Rochester, N.Y., Officials Working To Meet Health Care, Other Needs of Relocated Refugees
Health care providers in Rochester, N.Y., will convene on Monday to discuss how to address a recent influx of refugees in the city that is expected to continue in the near future, the Rochester Democrat and Chronicle reports. In the past 12 months, nearly 600 refugees have come to Rochester, according to the Democrat and Chronicle. According to the Department of State, 60,000 refugees were resettled throughout the U.S. this year. Jim Morris, associate director for refugee services for Catholic Family Center, which works with all refugees being resettled in the city, said, "We're looking at it as an opportunity to get more health providers involved. This is really a community health issue."
Federal and state law requires refugees to be screened for communicable diseases and other health issues, but they also often have other health care needs, including vaccinations, treatment for infectious diseases and mental health treatment, according to the Democrat and Chronicle. Federal programs pay for the initial costs of the screenings and vaccinations, and additional care is covered under Medicaid. In Monroe County, N.Y., new refugees represent 1% of the Medicaid population.

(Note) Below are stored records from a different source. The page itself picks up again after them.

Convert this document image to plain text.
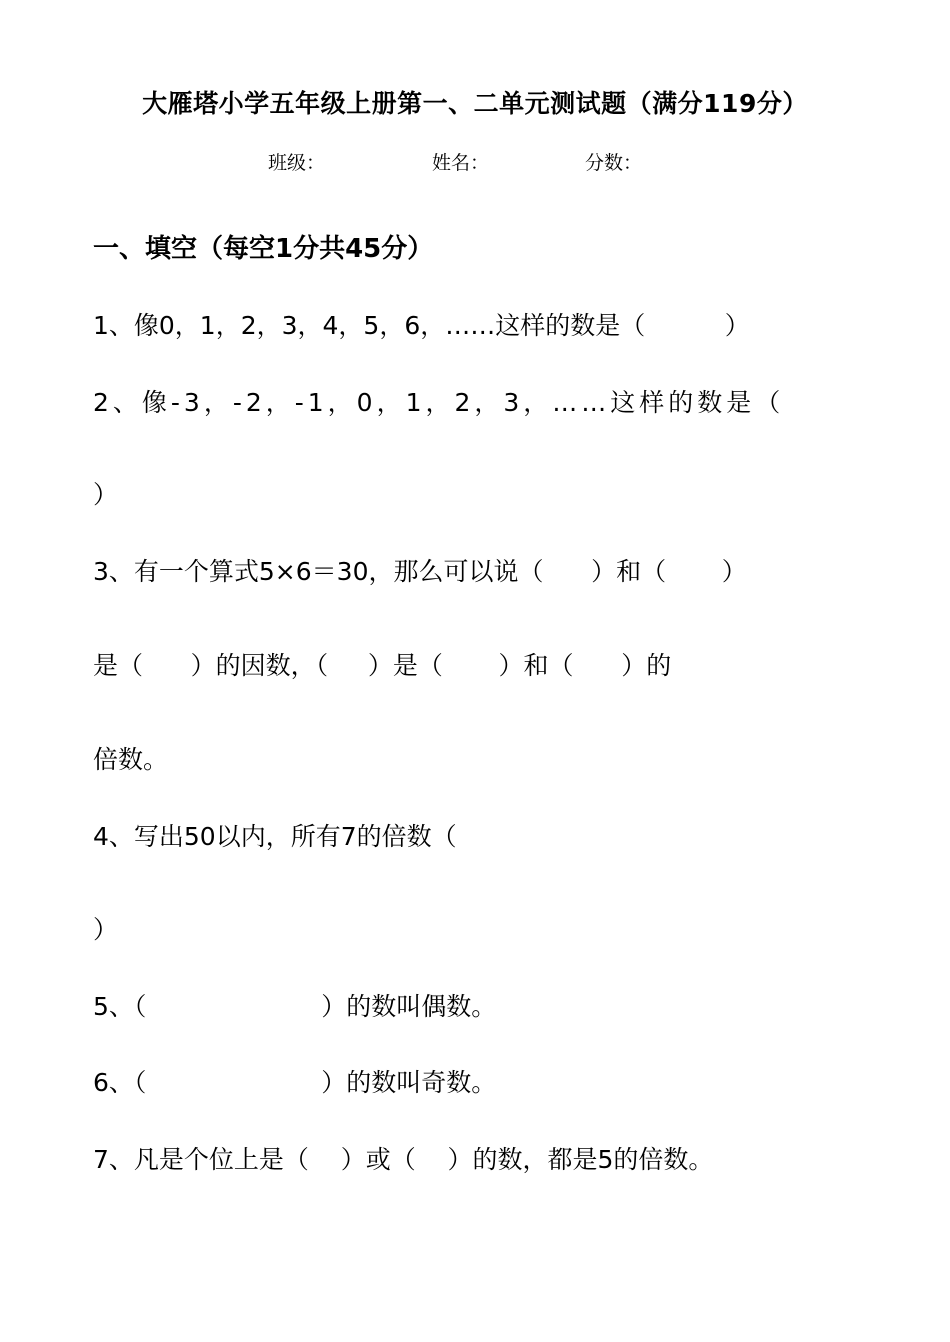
大雁塔小学五年级上册第一、二单元测试题（满分119分）
班级：	姓名：	分数：
一、填空（每空1分共45分）
1、像0，1，2，3，4，5，6，……这样的数是（          ）
2、像-3，-2，-1，0，1，2，3，……这样的数是（
）
3、有一个算式5×6＝30，那么可以说（      ）和（       ）
是（      ）的因数，（     ）是（       ）和（      ）的
倍数。
4、写出50以内，所有7的倍数（
）
5、（                      ）的数叫偶数。
6、（                      ）的数叫奇数。
7、凡是个位上是（    ）或（    ）的数，都是5的倍数。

According to the Democrat and Chronicle, many providers in the area do not treat Medicaid beneficiaries because of lower reimbursement rates. In addition, most refugees need language interpreters, a service not covered under Medicaid. At one private health care clinic that treats refugees, the cost of providing interpreters who speak more than 20 languages is $200,000 annually.
Morris said the national refugee resettlement program is underfunded. The Catholic Family Center receives $570,000 -- about $950 per refugee -- to help provide comprehensive case management, such as housing help, job placement, learning English, and applying for Medicaid and food stamps.
Jay Piper, director of English for speakers of other languages at the Rochester School District, said, "It is a strain on our system. There's a lot of money involved," adding, "But we have to take measures to serve them because they're here; they're part of our community" (Swingle, Rochester Democrat and Chronicle, 10/30).